Let me suggest this is all bunk. In recent elections the media has looked for a narrative. Let us not forget two factors about the press. First, there is a large amount of group think. Second, they get bored. Take a look at New York Times reporter Frank Bruni's book Ambling Into History, his story of covering George Bush during the 2000 campaign. He writes that reporters began concentrating on Bush's verbal gaffes not because they were really newsworthy, but because the reporters were bored. They had heard the same speech a million times, and the only new thing to them was the words Bush flubbed. They would talk to each other on the press bus and then report that chatter to the people as "sources close to the campaign."
The press needs a narrative to each election and once one is created the lemmings will follow. Part of that narrative is playing out before our eyes. Hillary Clinton has been the Democratic front runner for some time. Early this year we had an Obama boomlet when he was new and fresh, but that got old so it became all about Sen. Clinton. After all, she is ahead in the polls. But it gets boring talking about front runner Clinton every day. So we have seen stories about her weaknesses, the gaffes she has made, the surge in the polls of her opponents. Let me predict that just as people in Iowa and New Hampshire are getting ready to vote, this "Hillary is on the slide" story will be old and the new story will be "Hillary on the comeback." A shiny new donkey to the first reporter to relate Hillary's odyssey to Bill's "comeback kid" performance in New Hampshire in 1992.
The same goes for the GOP. The "Mitt, Rudy, and John" show got boring. So it became the "Mitt, Rudy, John, and will Fred run show." For a while it was "Mitt, Rudy and Fred." That got boring, and so did Fred Thompson, so now the story is the comeback of John McCain and the "fresh face" of Mike Huckabee. But it will come down to Mitt, Rudy and John, just like it was nine months ago.

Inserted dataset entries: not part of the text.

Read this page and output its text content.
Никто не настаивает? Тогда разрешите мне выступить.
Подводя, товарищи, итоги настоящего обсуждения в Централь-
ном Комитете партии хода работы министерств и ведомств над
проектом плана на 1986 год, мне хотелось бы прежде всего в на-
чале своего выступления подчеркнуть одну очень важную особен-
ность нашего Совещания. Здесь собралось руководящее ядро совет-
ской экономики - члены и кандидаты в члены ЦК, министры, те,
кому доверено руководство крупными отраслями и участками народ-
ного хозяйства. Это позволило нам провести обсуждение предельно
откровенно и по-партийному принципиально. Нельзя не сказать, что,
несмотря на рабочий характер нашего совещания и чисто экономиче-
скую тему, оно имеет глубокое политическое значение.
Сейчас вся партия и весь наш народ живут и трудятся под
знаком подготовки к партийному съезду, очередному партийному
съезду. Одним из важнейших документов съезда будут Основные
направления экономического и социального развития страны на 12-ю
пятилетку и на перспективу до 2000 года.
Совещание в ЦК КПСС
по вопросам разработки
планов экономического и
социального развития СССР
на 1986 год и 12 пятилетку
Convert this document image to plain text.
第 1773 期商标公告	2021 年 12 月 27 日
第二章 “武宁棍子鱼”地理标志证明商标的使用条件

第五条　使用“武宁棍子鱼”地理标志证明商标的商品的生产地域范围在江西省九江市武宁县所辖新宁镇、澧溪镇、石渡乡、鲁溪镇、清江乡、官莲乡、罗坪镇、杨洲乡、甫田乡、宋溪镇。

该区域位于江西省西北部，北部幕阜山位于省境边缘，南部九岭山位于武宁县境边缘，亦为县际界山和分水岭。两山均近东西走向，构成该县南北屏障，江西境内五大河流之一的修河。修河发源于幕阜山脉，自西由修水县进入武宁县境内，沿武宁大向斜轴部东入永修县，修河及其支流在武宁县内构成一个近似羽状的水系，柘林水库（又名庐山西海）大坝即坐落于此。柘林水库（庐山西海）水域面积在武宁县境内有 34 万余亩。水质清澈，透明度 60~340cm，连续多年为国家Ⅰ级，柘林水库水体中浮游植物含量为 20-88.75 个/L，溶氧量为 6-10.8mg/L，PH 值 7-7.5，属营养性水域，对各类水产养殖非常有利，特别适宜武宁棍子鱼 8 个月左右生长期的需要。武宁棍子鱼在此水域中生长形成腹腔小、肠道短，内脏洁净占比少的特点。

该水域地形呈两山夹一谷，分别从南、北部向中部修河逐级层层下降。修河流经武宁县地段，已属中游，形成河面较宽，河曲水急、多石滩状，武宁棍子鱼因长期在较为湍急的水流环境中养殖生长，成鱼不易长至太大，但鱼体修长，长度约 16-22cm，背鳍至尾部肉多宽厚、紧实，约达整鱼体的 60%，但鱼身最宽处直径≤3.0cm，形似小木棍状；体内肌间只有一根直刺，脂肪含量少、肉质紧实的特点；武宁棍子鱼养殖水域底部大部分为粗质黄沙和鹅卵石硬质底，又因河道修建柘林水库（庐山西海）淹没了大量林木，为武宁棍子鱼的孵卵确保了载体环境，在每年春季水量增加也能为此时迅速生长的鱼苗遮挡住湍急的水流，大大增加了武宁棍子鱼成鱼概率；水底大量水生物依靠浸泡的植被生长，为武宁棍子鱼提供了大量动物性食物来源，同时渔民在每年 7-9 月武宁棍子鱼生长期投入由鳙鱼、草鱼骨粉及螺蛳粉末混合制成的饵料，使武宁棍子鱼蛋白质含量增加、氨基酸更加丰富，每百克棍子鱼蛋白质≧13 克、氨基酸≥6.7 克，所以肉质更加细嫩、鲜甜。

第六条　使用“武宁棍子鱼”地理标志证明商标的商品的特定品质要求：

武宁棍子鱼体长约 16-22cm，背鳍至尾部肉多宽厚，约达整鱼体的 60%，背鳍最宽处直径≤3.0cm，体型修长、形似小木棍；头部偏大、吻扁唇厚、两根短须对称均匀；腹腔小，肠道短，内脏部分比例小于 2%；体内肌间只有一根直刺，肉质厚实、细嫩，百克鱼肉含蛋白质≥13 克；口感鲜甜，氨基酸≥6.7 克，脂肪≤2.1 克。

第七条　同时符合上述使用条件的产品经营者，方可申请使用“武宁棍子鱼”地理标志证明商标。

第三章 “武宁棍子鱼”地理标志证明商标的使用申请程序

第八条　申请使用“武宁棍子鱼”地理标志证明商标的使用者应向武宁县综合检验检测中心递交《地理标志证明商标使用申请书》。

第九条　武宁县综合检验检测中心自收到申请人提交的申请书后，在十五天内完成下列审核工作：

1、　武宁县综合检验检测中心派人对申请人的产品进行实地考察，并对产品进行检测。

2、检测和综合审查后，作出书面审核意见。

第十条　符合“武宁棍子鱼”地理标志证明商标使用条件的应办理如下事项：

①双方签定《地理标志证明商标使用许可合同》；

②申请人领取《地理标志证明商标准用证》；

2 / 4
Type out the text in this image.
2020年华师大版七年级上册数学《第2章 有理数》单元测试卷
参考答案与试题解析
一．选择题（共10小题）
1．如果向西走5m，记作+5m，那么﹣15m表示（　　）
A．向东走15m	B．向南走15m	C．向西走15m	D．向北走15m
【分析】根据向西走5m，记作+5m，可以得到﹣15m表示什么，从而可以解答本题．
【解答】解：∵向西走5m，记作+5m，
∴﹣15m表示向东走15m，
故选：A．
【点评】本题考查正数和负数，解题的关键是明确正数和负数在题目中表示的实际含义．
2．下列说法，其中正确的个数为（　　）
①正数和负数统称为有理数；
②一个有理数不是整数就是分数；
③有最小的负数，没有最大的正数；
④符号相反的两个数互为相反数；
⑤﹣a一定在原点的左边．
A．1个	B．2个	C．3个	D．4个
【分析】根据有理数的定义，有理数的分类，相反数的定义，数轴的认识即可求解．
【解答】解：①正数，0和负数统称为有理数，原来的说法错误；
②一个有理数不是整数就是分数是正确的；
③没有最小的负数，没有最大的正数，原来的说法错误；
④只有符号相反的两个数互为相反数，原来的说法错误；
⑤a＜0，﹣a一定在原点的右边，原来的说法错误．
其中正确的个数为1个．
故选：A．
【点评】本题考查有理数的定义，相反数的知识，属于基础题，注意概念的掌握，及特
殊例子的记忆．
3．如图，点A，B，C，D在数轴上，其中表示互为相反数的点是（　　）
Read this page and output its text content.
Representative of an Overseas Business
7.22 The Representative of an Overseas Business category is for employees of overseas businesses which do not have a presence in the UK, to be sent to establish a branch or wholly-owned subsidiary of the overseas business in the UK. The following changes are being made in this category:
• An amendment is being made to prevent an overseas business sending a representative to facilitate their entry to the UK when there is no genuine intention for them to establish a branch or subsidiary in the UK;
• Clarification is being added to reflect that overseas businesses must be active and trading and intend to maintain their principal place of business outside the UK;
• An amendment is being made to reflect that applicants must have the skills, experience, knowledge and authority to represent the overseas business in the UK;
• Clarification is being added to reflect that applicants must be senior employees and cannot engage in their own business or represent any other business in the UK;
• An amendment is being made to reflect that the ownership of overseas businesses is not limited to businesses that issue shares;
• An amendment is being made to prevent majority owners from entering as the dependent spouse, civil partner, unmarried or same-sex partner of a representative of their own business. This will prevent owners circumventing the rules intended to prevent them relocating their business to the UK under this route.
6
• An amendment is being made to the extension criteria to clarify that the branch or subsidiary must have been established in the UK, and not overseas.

The Democratic contest really is no contest, which is why the media has to fabricate tension. I'll bet Ken Blanchard's house that Hillary has the nomination sewn up by mid-February (when candidates used to get away with announcing for president!). I suspect she will not lose a primary where there is no favorite son candidate. The Republican contest is messier, so it generates its own story lines a little more naturally. Romney is ahead in the early states, but behind nationally. Giuliani is ahead nationally, but behind in early states. McCain is waiting in the wings for someone to falter. Now that might actually be interesting. In the end Mick Huckabee will also become boring. But thanks for the story, Mike.
BTW, given that both parties will have their nominations sewn up by early March, look for the longest and most annoying presidential race in US history. There will be about eight months for the media to create lots of phony narratives.